Ob für eine DiGA Mehrkosten anfallen, ist im DiGA-Verzeichnis aufgeführt. Vorgeschrieben ist außerdem, dass der Anbieter ausschließen muss, dass Patient*innen versehentlich einen In-App-Kauf tätigen. In-App-Käufe als sich automatisch verlängernde Abos oder als zeitlich befristete Sonderangebote sind verboten. Es muss im App-Store oder auf der Website des Anbieters auch klar ersichtlich sein, welche Funktionen in der Basis-Version und welche nur mit zusätzlichen In-App-Käufen zur Verfügung stehen.

Wie bekomme ich eine DiGA?

Der einfachste Weg: Arzt, Ärztin oder Psychotherapeut*in verschreiben die DiGA auf einem Kassenrezept. Die Verordnung per E-Rezept ist derzeit noch nicht möglich. Patient*innen reichen das Rezept bei ihrer Krankenkasse ein und bekommen dann einen Freischalt-Code.

Alternativ können Patient*innen auch direkt bei der Krankenkasse eine DiGA beantragen. Dann werden aber weitere Unterlagen benötigt, damit die Krankenkasse prüfen kann, ob die DiGA für die jeweilige Person geeignet ist. Dazu gehört ein Nachweis darüber, dass die Krankheit vorliegt, für die die DiGA zugelassen ist. Je nach App muss die Krankenkasse auch prüfen, ob die DiGA aus medizinischen Gründen nicht angewendet werden darf, zum Beispiel weil bestimmte andere Erkrankungen oder Komplikationen vorliegen. Welche Unterlagen im individuellen Fall nötig sind, lässt sich am besten direkt mit der Krankenkasse klären.

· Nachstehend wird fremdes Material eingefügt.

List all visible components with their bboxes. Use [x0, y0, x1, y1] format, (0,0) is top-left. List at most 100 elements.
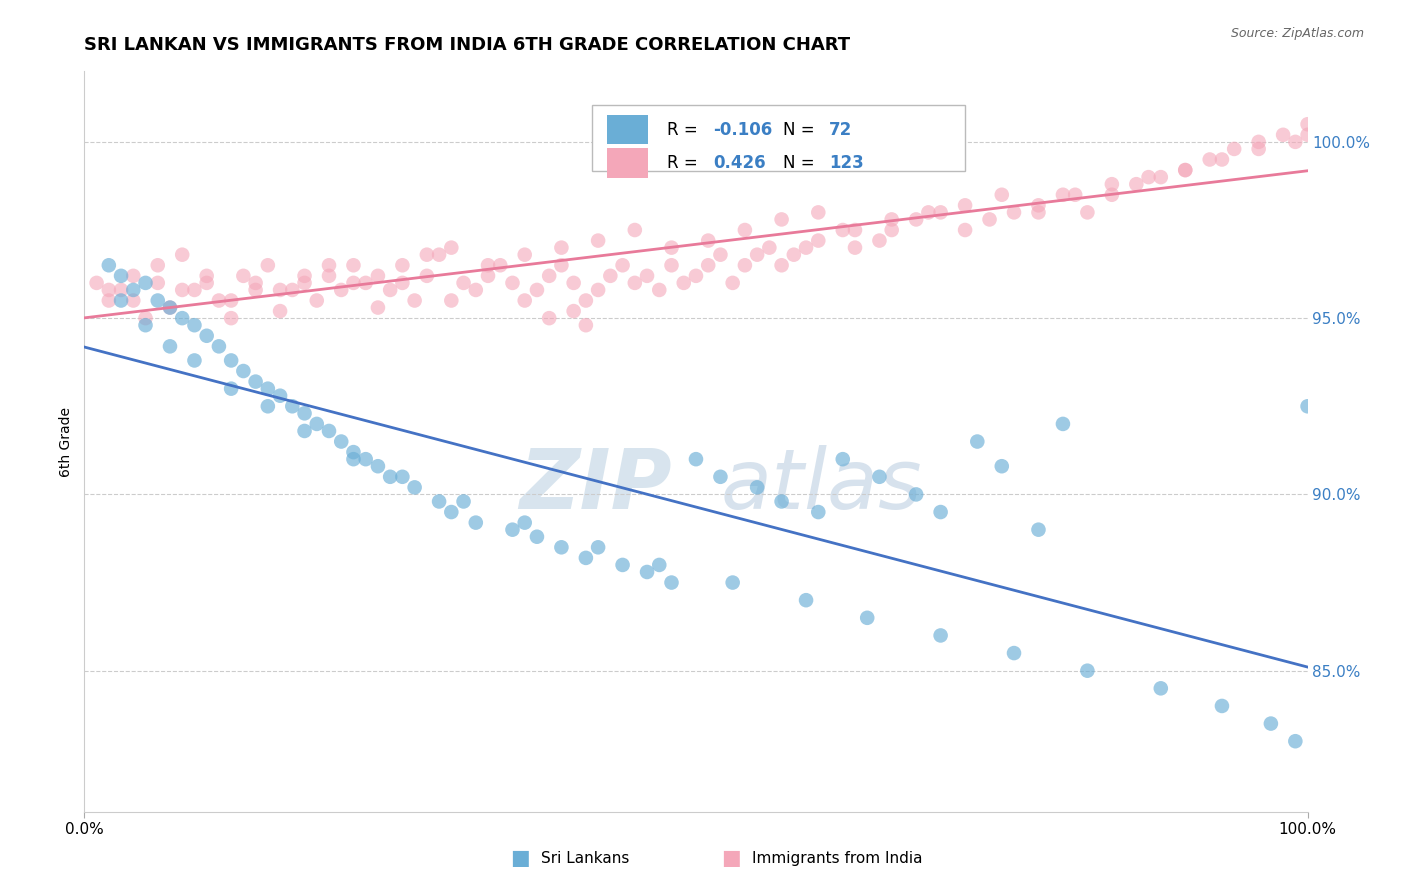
Point [807, 234, 830, 248]
Point [146, 276, 169, 290]
Point [219, 353, 242, 368]
Point [538, 268, 561, 283]
Point [794, 241, 817, 255]
Point [1284, 135, 1306, 149]
Point [354, 452, 377, 467]
Point [195, 276, 218, 290]
Point [440, 505, 463, 519]
Text: R =: R = [666, 120, 703, 138]
Point [257, 258, 280, 272]
Point [294, 276, 316, 290]
Point [294, 406, 316, 420]
Text: Source: ZipAtlas.com: Source: ZipAtlas.com [1230, 27, 1364, 40]
Point [599, 268, 621, 283]
Point [953, 198, 976, 212]
Point [195, 268, 218, 283]
Point [172, 248, 194, 262]
Point [1137, 170, 1160, 185]
Point [342, 452, 364, 467]
Point [758, 241, 780, 255]
Point [844, 223, 866, 237]
Point [110, 293, 132, 308]
Point [269, 389, 291, 403]
Point [648, 283, 671, 297]
Point [770, 212, 793, 227]
Point [1028, 198, 1050, 212]
Point [831, 452, 853, 467]
Point [807, 505, 830, 519]
FancyBboxPatch shape [592, 104, 965, 171]
Point [305, 293, 328, 308]
Point [146, 258, 169, 272]
Point [991, 459, 1014, 474]
Point [318, 258, 340, 272]
Point [110, 283, 132, 297]
Point [1002, 646, 1025, 660]
Point [562, 304, 585, 318]
Point [269, 283, 291, 297]
Point [219, 293, 242, 308]
Point [1211, 153, 1233, 167]
Point [122, 283, 145, 297]
Point [464, 283, 486, 297]
Point [477, 258, 499, 272]
Point [929, 205, 952, 219]
Point [391, 470, 413, 484]
Point [391, 258, 413, 272]
Point [404, 293, 426, 308]
Point [869, 234, 891, 248]
Point [159, 339, 181, 353]
Point [1284, 734, 1306, 748]
Point [624, 276, 647, 290]
Point [538, 311, 561, 326]
Point [721, 276, 744, 290]
Point [342, 445, 364, 459]
Point [269, 304, 291, 318]
Point [367, 459, 389, 474]
FancyBboxPatch shape [606, 115, 648, 145]
Point [586, 283, 609, 297]
Point [953, 223, 976, 237]
Point [245, 375, 267, 389]
Point [86, 276, 108, 290]
Point [183, 283, 205, 297]
Point [453, 276, 475, 290]
Point [661, 241, 683, 255]
Point [1223, 142, 1246, 156]
Point [575, 318, 598, 333]
Point [342, 276, 364, 290]
Point [1260, 716, 1282, 731]
Point [1052, 417, 1074, 431]
Point [807, 205, 830, 219]
Point [135, 318, 157, 333]
Point [257, 382, 280, 396]
Point [97, 258, 120, 272]
Point [464, 516, 486, 530]
Point [586, 541, 609, 555]
Point [257, 399, 280, 413]
Point [195, 328, 218, 343]
Point [502, 276, 524, 290]
Point [1296, 117, 1319, 131]
Point [232, 364, 254, 378]
Point [979, 212, 1001, 227]
Point [477, 268, 499, 283]
Point [159, 301, 181, 315]
Point [697, 258, 720, 272]
Point [1247, 142, 1270, 156]
Point [709, 470, 731, 484]
Text: 123: 123 [830, 154, 865, 172]
Point [636, 268, 658, 283]
Point [636, 565, 658, 579]
Point [685, 452, 707, 467]
Text: R =: R = [666, 154, 703, 172]
Point [991, 187, 1014, 202]
Point [1296, 399, 1319, 413]
Point [440, 293, 463, 308]
Point [1101, 177, 1123, 191]
Text: SRI LANKAN VS IMMIGRANTS FROM INDIA 6TH GRADE CORRELATION CHART: SRI LANKAN VS IMMIGRANTS FROM INDIA 6TH … [84, 36, 851, 54]
Point [342, 258, 364, 272]
Point [770, 494, 793, 508]
Point [110, 268, 132, 283]
Point [208, 339, 231, 353]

Die DiGA lässt sich aus den üblichen App-Stores herunterladen und mit dem Freischalt-Code aktivieren. Die meisten Anwendungen sind zunächst nur für einen definierten Zeitraum vorgesehen, oft 90 Tage. Der Zeitraum beginnt, sobald die App aktiviert ist. Danach ist bei Bedarf ein neuer Freischalt-Code nötig. Einige wenige DiGA sind auch für die dauerhafte Anwendung gedacht.

Habe ich ein Recht auf eine DiGA?

Gesetzlich Versicherte haben grundsätzlich einen Versorgungsanspruch mit DiGA, die im DiGA-Verzeichnis für die jeweilige Erkrankung gelistet sind. Allerdings müssen Ärztin oder Psychotherapeut vorher prüfen, ob die DiGA für Patient oder Patientin zweckmäßig und medizinisch sinnvoll ist, und auch die Wirtschaftlichkeit beachten. Wenn sie also zum Beispiel aus fachlicher Sicht nicht überzeugt sind, dass sich im vorliegenden Fall mit der DiGA der gewünschte Effekt erzielen lässt, oder einschätzen, dass andere Maßnahmen voraussichtlich besser helfen, müssen sie kein DiGA-Rezept ausstellen. Gleiches gilt auch, wenn nach ihrer Einschätzung eine Folgeverordnung voraussichtlich nicht hilft, das angestrebte Therapieziel zu erreichen. Darauf weist die Kassenärztliche Bundesvereinigung hin. Umgekehrt ist es aber auch möglich, bei Bedarf mehrere DiGA zu bekommen.

Die gesetzlichen Krankenkassen sind verpflichtet, bei ärztlicher oder psychotherapeutischer Verordnung ihren Versicherten die Freischalt-Codes zuzusenden. Sie dürfen die Versicherten auch nicht überreden, stattdessen auf andere, möglicherweise preisgünstigere DiGA oder andere digitale Angebote auszuweichen. Darauf weist das Bundesamt für soziale Sicherheit hin, das die gesetzlichen Krankenkassen beaufsichtigt. Künftig müssen die Krankenkassen die Freischalt-Codes innerhalb von zwei Arbeitstagen ausstellen. In der Vergangenheit haben einige Krankenkassen dafür wohl deutlich länger gebraucht, manchmal bis zu mehreren Wochen. Auch Prüfungen der Wirtschaftlichkeit, die das Ausstellen der Freischalt-Codes ebenfalls verzögern können, sind nur noch in Einzelfällen erlaubt.

Wenn Versicherte eine DiGA direkt bei der Krankenkasse beantragen und diese den Antrag ablehnt, ist ein Widerspruch gegen die Entscheidung möglich.